Friday, August 27, 2010

Rostov’s believe-it-or-not

On Thursday I met up with Lyudmila, Alya and Ruslan, some of my dearest friends from my mission days in Rostov. We met in Gorky Park, in the center of the city, and caught up over ice cream and juice. I met Ira, Alya’s daughter, a 100% sweetheart:

And then, because we had a little extra time, Alya suggested we visit the Peter the Great Kuntzkamera exhibit in the museum nearby. I didn’t know what Kuntzkamera meant, but a museum exhibit sounded lovely to me, so I agreed.
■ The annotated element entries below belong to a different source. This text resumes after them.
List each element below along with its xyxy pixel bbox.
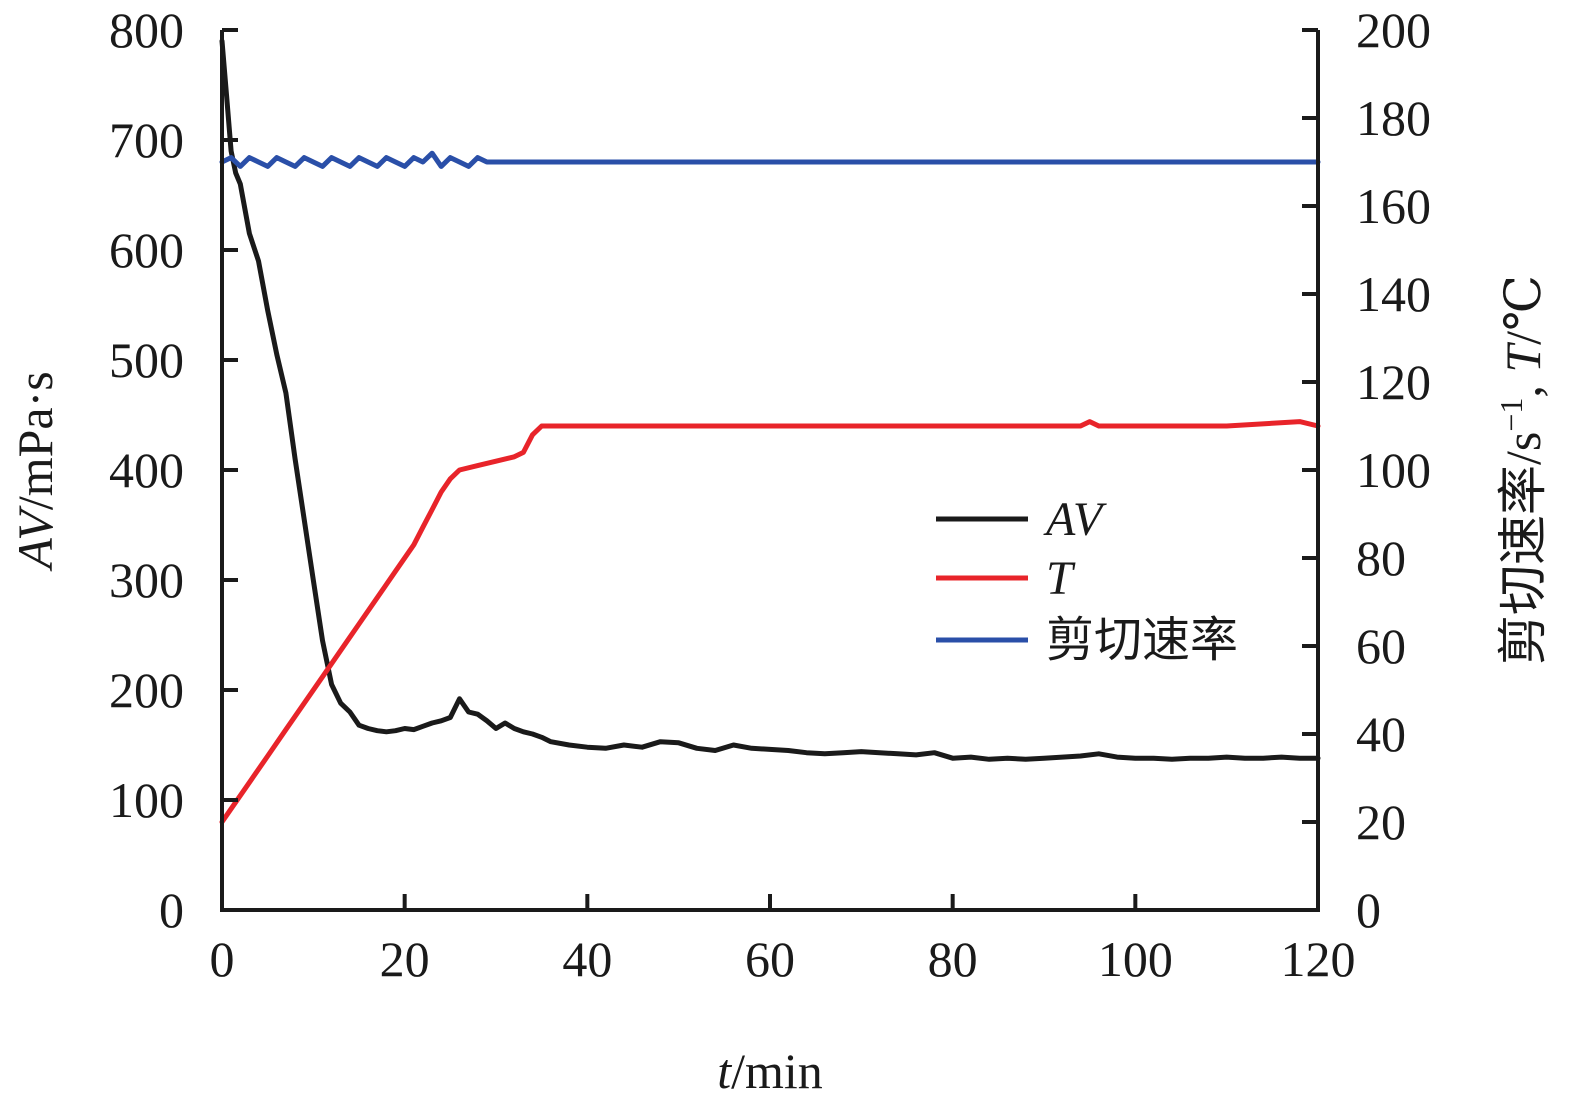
y-right-tick-label: 40 [1356, 706, 1406, 762]
y-left-tick-label: 300 [109, 552, 184, 608]
y-left-tick-label: 400 [109, 442, 184, 498]
x-axis-title-unit: /min [731, 1043, 823, 1099]
x-tick-label: 80 [928, 931, 978, 987]
series-line-2 [219, 150, 1321, 169]
y-left-tick-label: 800 [109, 2, 184, 58]
y-left-tick-label: 600 [109, 222, 184, 278]
legend-label-t: T [1046, 552, 1076, 605]
y-right-tick-label: 140 [1356, 266, 1431, 322]
x-tick-label: 60 [745, 931, 795, 987]
y-right-axis-title: 剪切速率/s−1, T/℃ [1493, 275, 1551, 665]
y-right-tick-label: 180 [1356, 90, 1431, 146]
y-right-axis-title-sep: , [1495, 373, 1551, 398]
series-line-1 [219, 419, 1321, 825]
x-tick-label: 0 [210, 931, 235, 987]
legend: AV T 剪切速率 [936, 493, 1238, 667]
x-axis-title: t/min [717, 1043, 823, 1099]
y-right-axis-title-end: /℃ [1495, 275, 1551, 345]
y-right-axis-title-italic: T [1495, 342, 1551, 373]
y-left-axis-title: AV/mPa·s [7, 371, 63, 572]
y-left-tick-label: 500 [109, 332, 184, 388]
axes-layer: 0 20 40 60 80 100 1200100200300400500600700800… [109, 2, 1431, 987]
series-layer [219, 38, 1321, 825]
y-right-tick-label: 0 [1356, 882, 1381, 938]
legend-label-shear-rate: 剪切速率 [1046, 614, 1238, 667]
y-right-tick-label: 120 [1356, 354, 1431, 410]
y-left-axis-title-italic: AV [7, 505, 63, 572]
y-left-tick-label: 0 [159, 882, 184, 938]
y-right-tick-label: 160 [1356, 178, 1431, 234]
series-line-0 [219, 38, 1321, 762]
y-right-axis-title-cn: 剪切速率 [1495, 465, 1551, 665]
y-right-axis-title-unit: /s [1495, 432, 1551, 465]
y-left-axis-title-unit: /mPa·s [7, 371, 63, 510]
y-right-tick-label: 100 [1356, 442, 1431, 498]
x-tick-label: 120 [1281, 931, 1356, 987]
y-left-tick-label: 100 [109, 772, 184, 828]
y-right-tick-label: 80 [1356, 530, 1406, 586]
y-right-tick-label: 20 [1356, 794, 1406, 850]
y-left-tick-label: 700 [109, 112, 184, 168]
x-tick-label: 40 [562, 931, 612, 987]
x-tick-label: 20 [380, 931, 430, 987]
y-right-tick-label: 200 [1356, 2, 1431, 58]
y-right-tick-label: 60 [1356, 618, 1406, 674]
y-right-axis-title-sup: −1 [1493, 398, 1529, 432]
legend-label-av: AV [1043, 493, 1107, 546]
y-left-tick-label: 200 [109, 662, 184, 718]
x-axis-title-italic: t [717, 1043, 732, 1099]
x-tick-label: 100 [1098, 931, 1173, 987]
We bought tickets and stepped through a red velvet curtain into the exhibit space, which was filled with … wax statues of people with odd deformities.

For example (and I wish this picture had come out a little clearer but I took it on the sly), this man with two heads, and this man with an unusually large mouth. There was also a dwarf woman, a man with a huge pointy nose and ears, and some others -- all exact replicas of real people and real deformities.

We moved onto the next portion of the exhibit: deformed fetus pictures. Um. I won’t go into detail, and I wasn't about to take any pictures -- I could hardly look at them. Just when I thought it couldn’t get any worse, we rounded the corner into a room with wax heads depicting various skin diseases on the right side, and jars containing actual deformed fetuses in formaldehyde on the left. Alya, her four-year-old in tow, studied all the descriptions, fully intrigued.

Just when I think I know what to expect from Russia and Russians, I get another weird surprise. I kind of love that about Russia. Keeps me on my toes.

1 comment:

Ben and Molly said...

I cannot believe Alya has a DAUGHTER!! She was just a teenager when I was there. Wow.